I had such a problem yesterday while debugging a tool based on libevent :

  1. in a multi-threaded application, the main thread receives the quit order,
  2. it transmits the information to the helper thread,
    • the helper thread quits
  3. the main thread wait for the end of the secondary thread execution
  4. and terminates the process.

But that didn't work, because the helper thread never quits, and the main one waits forever.

MWE: Minimal Working Example

Here is a slightly simplified reconstruction of this bug.
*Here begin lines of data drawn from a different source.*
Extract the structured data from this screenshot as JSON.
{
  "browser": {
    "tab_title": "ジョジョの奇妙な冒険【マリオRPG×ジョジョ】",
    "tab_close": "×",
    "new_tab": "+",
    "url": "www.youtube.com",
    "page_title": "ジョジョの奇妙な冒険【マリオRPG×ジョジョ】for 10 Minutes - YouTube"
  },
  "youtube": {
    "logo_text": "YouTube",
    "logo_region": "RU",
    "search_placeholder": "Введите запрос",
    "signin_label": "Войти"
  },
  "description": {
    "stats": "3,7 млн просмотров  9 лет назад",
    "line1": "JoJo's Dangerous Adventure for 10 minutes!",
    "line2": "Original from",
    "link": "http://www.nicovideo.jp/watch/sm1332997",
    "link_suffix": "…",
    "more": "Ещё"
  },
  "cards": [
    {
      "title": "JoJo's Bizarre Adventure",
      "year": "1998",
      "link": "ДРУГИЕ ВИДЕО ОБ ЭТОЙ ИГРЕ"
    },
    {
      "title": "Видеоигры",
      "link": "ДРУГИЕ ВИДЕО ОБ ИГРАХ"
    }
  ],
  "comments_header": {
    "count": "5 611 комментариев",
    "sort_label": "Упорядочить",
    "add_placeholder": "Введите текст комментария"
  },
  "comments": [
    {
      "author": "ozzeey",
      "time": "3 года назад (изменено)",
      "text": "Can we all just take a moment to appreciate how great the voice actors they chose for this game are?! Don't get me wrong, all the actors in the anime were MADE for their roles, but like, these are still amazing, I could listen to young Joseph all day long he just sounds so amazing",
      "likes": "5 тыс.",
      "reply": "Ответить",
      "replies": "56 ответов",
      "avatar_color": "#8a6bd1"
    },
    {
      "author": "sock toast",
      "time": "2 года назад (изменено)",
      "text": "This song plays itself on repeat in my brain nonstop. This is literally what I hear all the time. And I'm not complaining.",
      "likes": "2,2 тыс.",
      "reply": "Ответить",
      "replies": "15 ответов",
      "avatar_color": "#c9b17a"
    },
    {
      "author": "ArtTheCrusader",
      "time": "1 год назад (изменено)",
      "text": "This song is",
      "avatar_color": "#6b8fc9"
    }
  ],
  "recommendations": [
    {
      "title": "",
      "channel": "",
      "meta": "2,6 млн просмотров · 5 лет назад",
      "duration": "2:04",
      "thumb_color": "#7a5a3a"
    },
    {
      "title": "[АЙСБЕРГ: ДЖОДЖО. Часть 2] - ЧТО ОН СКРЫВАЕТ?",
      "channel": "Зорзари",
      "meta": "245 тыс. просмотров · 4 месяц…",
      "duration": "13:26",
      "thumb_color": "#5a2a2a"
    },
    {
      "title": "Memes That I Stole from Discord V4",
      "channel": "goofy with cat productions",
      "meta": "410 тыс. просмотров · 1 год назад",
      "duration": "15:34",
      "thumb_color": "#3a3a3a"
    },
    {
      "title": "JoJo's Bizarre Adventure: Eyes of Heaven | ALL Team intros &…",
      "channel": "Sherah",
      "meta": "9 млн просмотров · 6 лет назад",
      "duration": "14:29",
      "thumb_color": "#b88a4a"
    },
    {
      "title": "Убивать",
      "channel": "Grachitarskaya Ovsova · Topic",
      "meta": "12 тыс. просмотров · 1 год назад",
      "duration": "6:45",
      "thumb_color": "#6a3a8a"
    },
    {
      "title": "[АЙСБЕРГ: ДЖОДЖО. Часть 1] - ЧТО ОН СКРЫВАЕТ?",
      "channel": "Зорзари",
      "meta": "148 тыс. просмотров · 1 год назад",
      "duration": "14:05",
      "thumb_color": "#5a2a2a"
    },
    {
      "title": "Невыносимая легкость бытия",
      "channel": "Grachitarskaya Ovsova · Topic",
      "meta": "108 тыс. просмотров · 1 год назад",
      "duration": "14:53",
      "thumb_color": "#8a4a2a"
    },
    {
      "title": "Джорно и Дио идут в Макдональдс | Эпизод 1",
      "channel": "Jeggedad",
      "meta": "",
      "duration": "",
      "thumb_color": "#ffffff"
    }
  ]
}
Don't pay attention to the epoll configuration, I don't know how to use it and didn't learn!

#include <sys/epoll.h>
#include <stdio.h>
#include <stdlib.h>
#include <unistd.h>

#define MAXEVENTS 64
#define TIMEOUT -1

void main () {
  struct epoll_event event; struct epoll_event *events;
  int fd = 0; int efd = epoll_create1 (0);

  printf("OH, HAI!\n");
  printf("BTW pid = %d\n", getpid());

  /* I never learnt how to use epoll...  */
  event.events = EPOLLIN | EPOLLET; event.data.fd = fd;
  epoll_ctl (efd, EPOLL_CTL_ADD, fd, &event);
  events = calloc (MAXEVENTS, sizeof event);

  /* Wait forever for an event.  */
  epoll_wait (efd, events, MAXEVENTS, TIMEOUT);

  printf("KTHXBYE\n");
}

then run it:

$ ./a.out
OH, HAI!
BTW pid = 4900

yes, it's blocked, that was expected. Ctrl-C to quit.

The probe effect

Now run it again, and attach GDB to it:

$ gdb --pid $THE_PID
GNU gdb (GDB) 7.9.50.20150505-cvs
...
0x00007fdb33ac7703 in __epoll_wait_nocancel () from /usr/lib/libc.so.6
(gdb) continue
KTHXBYE
[Inferior 1 (process 6957) exited with code 010]

What !? the application now prints KTHXBYE and exits normally ... ! That's the probe effect !
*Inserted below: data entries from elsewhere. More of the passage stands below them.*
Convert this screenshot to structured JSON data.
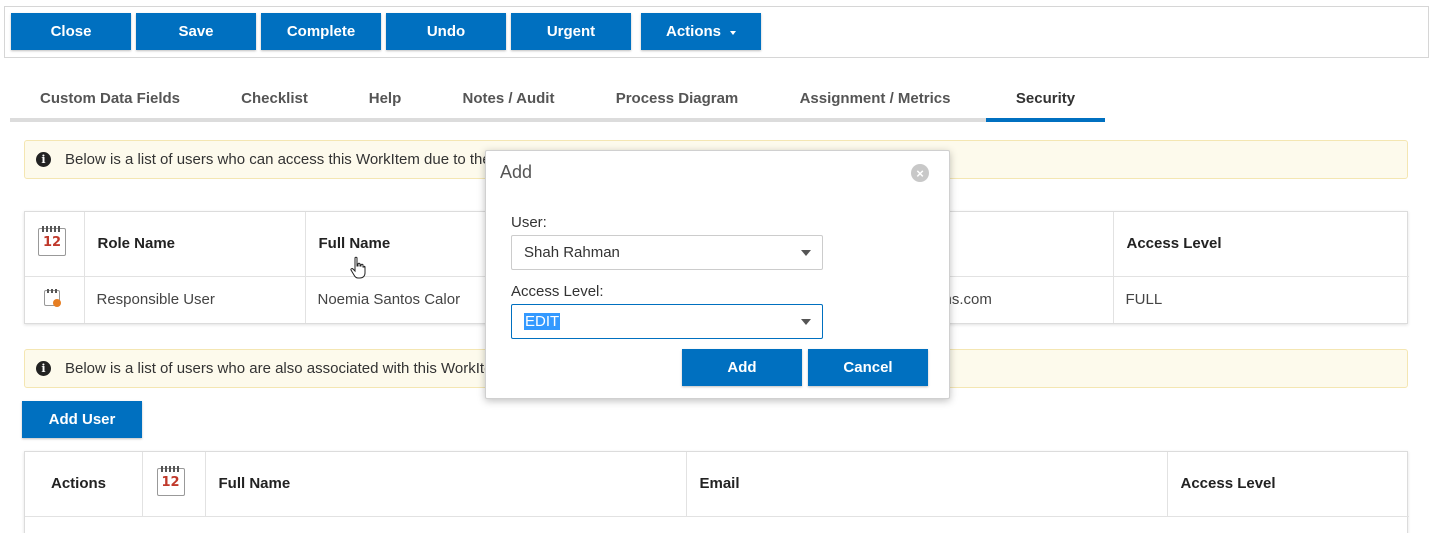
{
  "toolbar": {
    "buttons": [
      "Close",
      "Save",
      "Complete",
      "Undo",
      "Urgent"
    ],
    "actions_label": "Actions"
  },
  "tabs": [
    "Custom Data Fields",
    "Checklist",
    "Help",
    "Notes / Audit",
    "Process Diagram",
    "Assignment / Metrics",
    "Security"
  ],
  "active_tab": "Security",
  "notice1": "Below is a list of users who can access this WorkItem due to the",
  "roles_table": {
    "calendar_icon_text": "12",
    "headers": [
      "Role Name",
      "Full Name",
      "Access Level"
    ],
    "rows": [
      {
        "role": "Responsible User",
        "full_name": "Noemia Santos Calor",
        "email_partial": "ns.com",
        "access": "FULL"
      }
    ]
  },
  "notice2": "Below is a list of users who are also associated with this WorkIte",
  "add_user_label": "Add User",
  "users_table": {
    "calendar_icon_text": "12",
    "headers": [
      "Actions",
      "Full Name",
      "Email",
      "Access Level"
    ]
  },
  "modal": {
    "title": "Add",
    "close_glyph": "×",
    "user_label": "User:",
    "user_value": "Shah Rahman",
    "access_label": "Access Level:",
    "access_value": "EDIT",
    "add_label": "Add",
    "cancel_label": "Cancel"
  },
  "colors": {
    "primary": "#0070c0",
    "notice_bg": "#fdfaec",
    "selection": "#3399ff"
  }
}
The probe effect ... may not be directly related to the probe!

There is another way to get get the application finish properly, it's with a SIGSTOP/SIGCONT combo:

$ ./a.out
OH, HAI!
BTW pid = 7997
^Z
[1]  + 7997 suspended  ./a.out
$ fg
[1]  + 7997 continued  ./a.out
KTHXBYE

So that probe effect is not actually due to the probe, but to ...

Explanation of this probe effect

... to the fact that GDB (and signals) interrupt system calls !

That's (obviously) in epoll_wait man page:

ERRORS

EINTR : The call was interrupted by a signal handler before either (1) any of the requested events occurred or (2) the timeout expired; see signal(7).

In my libevent application, the thread was blocked in this epoll_wait syscall, which was interrupted by the debugger/signals. Then it checks for the exit flag and terminates as expected.

(It was a configuration problem, not a bug in libevent. The function that should notify the epoll listener was not correctly configured.)

TL;DR

Debuggers (and signals) may and will interrupt system calls. Your code should take that in consideration, that's a normal behavior of system calls. But that may also introduce "probe effects" when you try to study your code with a debugger!